The final insight from Nancy’s essay for our consideration here is that the removal of the body of Jesus from the earthly plane of John’s story turns the action in the narrative over to those who still have bodies, beginning with Mary Magdalene.  Nancy writes:

“A spirit can do nothing of the sort.  A ‘pure spirit’ gives only a formal, empty index of presence entirely closed in on itself.  A body opens this presence; it presents itself; it puts presence outside of itself; it moves presence away from itself, and by that very fact, it brings others along with it: Mary Magdalene thus becomes the true body of the departed.” (p.48)

The modus operandi of biblical texts is consistently to reveal flashes of radiance that are “in excess of the given,” that illuminate the mundane of human existence, even death!  These revelations are rare, but they are orienting.  They do no belittle the mundane; just the opposite, they hint at a “glory” that puts all that is human, even death, in a new light; a new “stance.”  And they entrust this vital news to other human beings, in John’s case to Mary Magdalene.  The full presence of the Risen Christ deflects our attempts to embrace him.  All we really have in the beginning is one woman’s claim: “I have seen the Lord?”  Is she telling the truth?  And does this truth illuminate all the rest of life?  That is the decision to be made.

In the prologue to his essay, Jean-Luc Nancy established:

“There is ‘message’ without there first being– or more subtly, without there also being in the message itself– an address to a capacity or an aptitude for listening.  It is not an exhortation (of the kind “Pay attention!  Listen to me!”).  It is a warning: if you do not understand, do not look for the reason on an obscurity of the text but only within yourself, in the obscurity of your hearts”   (p.9)

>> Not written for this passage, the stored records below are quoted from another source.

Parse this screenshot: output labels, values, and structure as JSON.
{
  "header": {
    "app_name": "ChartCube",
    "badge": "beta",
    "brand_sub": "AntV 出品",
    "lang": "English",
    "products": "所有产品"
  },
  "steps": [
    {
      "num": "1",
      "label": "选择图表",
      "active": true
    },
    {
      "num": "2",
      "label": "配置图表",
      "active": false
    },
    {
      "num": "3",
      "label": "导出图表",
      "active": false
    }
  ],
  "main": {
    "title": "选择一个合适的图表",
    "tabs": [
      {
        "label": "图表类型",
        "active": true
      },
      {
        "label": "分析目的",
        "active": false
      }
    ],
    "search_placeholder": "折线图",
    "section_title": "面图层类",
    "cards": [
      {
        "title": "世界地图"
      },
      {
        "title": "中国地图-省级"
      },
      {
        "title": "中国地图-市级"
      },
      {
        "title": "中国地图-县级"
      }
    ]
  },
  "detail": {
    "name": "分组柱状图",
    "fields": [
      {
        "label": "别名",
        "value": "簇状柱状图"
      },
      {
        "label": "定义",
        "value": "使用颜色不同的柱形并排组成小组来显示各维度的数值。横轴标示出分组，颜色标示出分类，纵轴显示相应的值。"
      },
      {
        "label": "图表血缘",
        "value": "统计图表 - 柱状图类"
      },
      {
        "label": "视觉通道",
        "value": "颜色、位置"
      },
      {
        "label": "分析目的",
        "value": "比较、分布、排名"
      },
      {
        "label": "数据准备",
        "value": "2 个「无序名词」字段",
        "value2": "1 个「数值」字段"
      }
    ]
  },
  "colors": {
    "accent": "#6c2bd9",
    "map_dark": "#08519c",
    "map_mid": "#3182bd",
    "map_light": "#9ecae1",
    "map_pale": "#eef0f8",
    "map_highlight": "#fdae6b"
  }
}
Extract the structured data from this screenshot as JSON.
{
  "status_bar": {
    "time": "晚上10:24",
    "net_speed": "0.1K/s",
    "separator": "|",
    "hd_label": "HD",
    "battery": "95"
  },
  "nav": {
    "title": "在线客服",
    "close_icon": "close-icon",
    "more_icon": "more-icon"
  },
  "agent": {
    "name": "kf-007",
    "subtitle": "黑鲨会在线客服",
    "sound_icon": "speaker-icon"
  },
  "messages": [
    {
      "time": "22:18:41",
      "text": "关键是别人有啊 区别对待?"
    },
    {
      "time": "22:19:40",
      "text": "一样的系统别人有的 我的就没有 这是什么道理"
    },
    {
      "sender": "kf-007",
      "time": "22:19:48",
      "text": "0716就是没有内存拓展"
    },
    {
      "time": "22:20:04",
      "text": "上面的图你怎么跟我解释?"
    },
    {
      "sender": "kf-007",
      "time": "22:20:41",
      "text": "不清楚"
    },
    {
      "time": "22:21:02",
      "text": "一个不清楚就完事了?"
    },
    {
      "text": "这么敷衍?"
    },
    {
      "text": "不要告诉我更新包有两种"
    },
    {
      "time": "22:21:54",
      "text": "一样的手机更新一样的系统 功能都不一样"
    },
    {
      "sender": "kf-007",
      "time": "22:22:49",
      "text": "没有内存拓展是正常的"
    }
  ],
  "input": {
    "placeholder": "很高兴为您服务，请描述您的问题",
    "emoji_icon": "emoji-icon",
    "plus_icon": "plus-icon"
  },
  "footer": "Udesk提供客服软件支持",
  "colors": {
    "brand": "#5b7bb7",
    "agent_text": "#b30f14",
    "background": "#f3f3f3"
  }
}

John’s account, which relies on Mary Magdalene, makes no air-tight argument, it offers hints after confusion and doubt.  Like Mary Magdalene, we consider these hints and reach a conclusion.  The certainty of a risen body escapes us, but the words linger and we begin to “see.”  As Raymond Brown observes: “The Beloved Disciple was the first to believe; Magdalene is the first to proclaim the risen Lord.”  (Risen Christ in Eastertime, p. 73)  This is a task conveyed from one person to others.   The messenger conveys news, not belief.